Deux choses sont vitales pour supporter l’injection et l’injonction d’un moi autre, trop souvent aliéné, dans la vie quotidienne. Gardant une liberté de distance et disponibilité qui ne transforme pas en son esclave aveugle et confus, ne sachant plus quoi faire ni comment ni pourquoi, pour être et vivre ensemble.
Le quotidien valide le sens profond de l’exception cachée comme une racine, ou pas. S’il ne valide pas il tue. Le quotidien doit accepter ce sens extra-ordinaire de chacun, au lieu d’essayer de le réduire à une partie superficielle et destructrice de soi contre soi.
Accepté dans le compromis d’une vie ordinaire nécessaire à son évolution non pas tant standard que naturelle, adaptée partagée. Même et surtout si la société ou famille dans laquelle on tombe n’est pas en accord avec nos sentiments profonds.
Ces sentiments ont pour mission de changer le monde et de l’élever vers une liberté de conscience supérieure sans le forcer ou manipuler. Le monde ne peut changer que par l’amour gratuit qu’on lui porte et donne sans vendre son âme.
La vie ne connaît pas l’échec. Juste l’éternel recommencement d'impondérables vagues mourant sur son rivage. Terre ferme à fertiliser comme un ventre, que les saisons ramènent à un entêtement orgastique dépassant partout le mal absolu. Que l’absence d’amour sauvage engendre dans la profondeur des masses d’amour fou des poussières humaines retombées en couches sédimentées, étendues générationnelles sans début ni fin.
L’amour fou n’est pas fou, la folie est de le prendre pour une folie. Il doit rester à sa place, à l’ombre de ses racines secrètes, ne pas se mêler au domestique, au pratique, au social, au politique.
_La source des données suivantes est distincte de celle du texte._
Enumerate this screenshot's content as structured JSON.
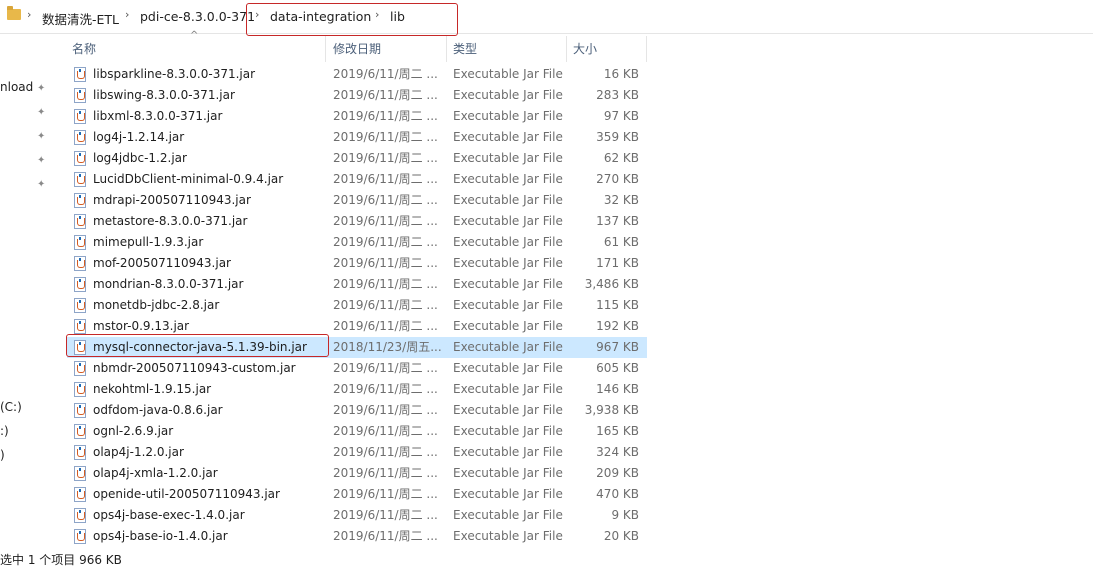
{
  "breadcrumb": {
    "items": [
      "数据清洗-ETL",
      "pdi-ce-8.3.0.0-371",
      "data-integration",
      "lib"
    ],
    "separator": "›"
  },
  "nav": {
    "items": [
      {
        "label": "nload",
        "pinned": true
      },
      {
        "label": "",
        "pinned": true
      },
      {
        "label": "",
        "pinned": true
      },
      {
        "label": "",
        "pinned": true
      },
      {
        "label": "",
        "pinned": true
      },
      {
        "label": "(C:)",
        "pinned": false
      },
      {
        "label": ":)",
        "pinned": false
      },
      {
        "label": ")",
        "pinned": false
      }
    ]
  },
  "columns": {
    "name": "名称",
    "date": "修改日期",
    "type": "类型",
    "size": "大小",
    "sort_indicator": "^"
  },
  "files": [
    {
      "name": "libsparkline-8.3.0.0-371.jar",
      "date": "2019/6/11/周二 ...",
      "type": "Executable Jar File",
      "size": "16 KB"
    },
    {
      "name": "libswing-8.3.0.0-371.jar",
      "date": "2019/6/11/周二 ...",
      "type": "Executable Jar File",
      "size": "283 KB"
    },
    {
      "name": "libxml-8.3.0.0-371.jar",
      "date": "2019/6/11/周二 ...",
      "type": "Executable Jar File",
      "size": "97 KB"
    },
    {
      "name": "log4j-1.2.14.jar",
      "date": "2019/6/11/周二 ...",
      "type": "Executable Jar File",
      "size": "359 KB"
    },
    {
      "name": "log4jdbc-1.2.jar",
      "date": "2019/6/11/周二 ...",
      "type": "Executable Jar File",
      "size": "62 KB"
    },
    {
      "name": "LucidDbClient-minimal-0.9.4.jar",
      "date": "2019/6/11/周二 ...",
      "type": "Executable Jar File",
      "size": "270 KB"
    },
    {
      "name": "mdrapi-200507110943.jar",
      "date": "2019/6/11/周二 ...",
      "type": "Executable Jar File",
      "size": "32 KB"
    },
    {
      "name": "metastore-8.3.0.0-371.jar",
      "date": "2019/6/11/周二 ...",
      "type": "Executable Jar File",
      "size": "137 KB"
    },
    {
      "name": "mimepull-1.9.3.jar",
      "date": "2019/6/11/周二 ...",
      "type": "Executable Jar File",
      "size": "61 KB"
    },
    {
      "name": "mof-200507110943.jar",
      "date": "2019/6/11/周二 ...",
      "type": "Executable Jar File",
      "size": "171 KB"
    },
    {
      "name": "mondrian-8.3.0.0-371.jar",
      "date": "2019/6/11/周二 ...",
      "type": "Executable Jar File",
      "size": "3,486 KB"
    },
    {
      "name": "monetdb-jdbc-2.8.jar",
      "date": "2019/6/11/周二 ...",
      "type": "Executable Jar File",
      "size": "115 KB"
    },
    {
      "name": "mstor-0.9.13.jar",
      "date": "2019/6/11/周二 ...",
      "type": "Executable Jar File",
      "size": "192 KB"
    },
    {
      "name": "mysql-connector-java-5.1.39-bin.jar",
      "date": "2018/11/23/周五...",
      "type": "Executable Jar File",
      "size": "967 KB",
      "selected": true
    },
    {
      "name": "nbmdr-200507110943-custom.jar",
      "date": "2019/6/11/周二 ...",
      "type": "Executable Jar File",
      "size": "605 KB"
    },
    {
      "name": "nekohtml-1.9.15.jar",
      "date": "2019/6/11/周二 ...",
      "type": "Executable Jar File",
      "size": "146 KB"
    },
    {
      "name": "odfdom-java-0.8.6.jar",
      "date": "2019/6/11/周二 ...",
      "type": "Executable Jar File",
      "size": "3,938 KB"
    },
    {
      "name": "ognl-2.6.9.jar",
      "date": "2019/6/11/周二 ...",
      "type": "Executable Jar File",
      "size": "165 KB"
    },
    {
      "name": "olap4j-1.2.0.jar",
      "date": "2019/6/11/周二 ...",
      "type": "Executable Jar File",
      "size": "324 KB"
    },
    {
      "name": "olap4j-xmla-1.2.0.jar",
      "date": "2019/6/11/周二 ...",
      "type": "Executable Jar File",
      "size": "209 KB"
    },
    {
      "name": "openide-util-200507110943.jar",
      "date": "2019/6/11/周二 ...",
      "type": "Executable Jar File",
      "size": "470 KB"
    },
    {
      "name": "ops4j-base-exec-1.4.0.jar",
      "date": "2019/6/11/周二 ...",
      "type": "Executable Jar File",
      "size": "9 KB"
    },
    {
      "name": "ops4j-base-io-1.4.0.jar",
      "date": "2019/6/11/周二 ...",
      "type": "Executable Jar File",
      "size": "20 KB"
    }
  ],
  "status": {
    "text": "选中 1 个项目  966 KB"
  },
  "colors": {
    "selection": "#cce8ff",
    "annotation_box": "#c62828",
    "header_text": "#4c607a"
  }
}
C’est une religion sauvage sans église ni prêtre ni dogme ni prophète. Comme des jambes de femme mariée, il doit être un minimum caché, non pour la morale, mais parce qu’un arbre aux racines découvertes meurt, que le soleil dessèche.
Un arbre-poutre porteuse qui doit tenir un grenier aéré et isolé à la fois. Ni pourrissement ni déracinement, inclusif et exclusif, sans choix, comme la vie. Il n’est que sa nécessaire et limitée résurgence motrice, pas sa négation passionnée et folle, montée contre ses compromis réalistes.
Pas plus que ses compromis, contre elle.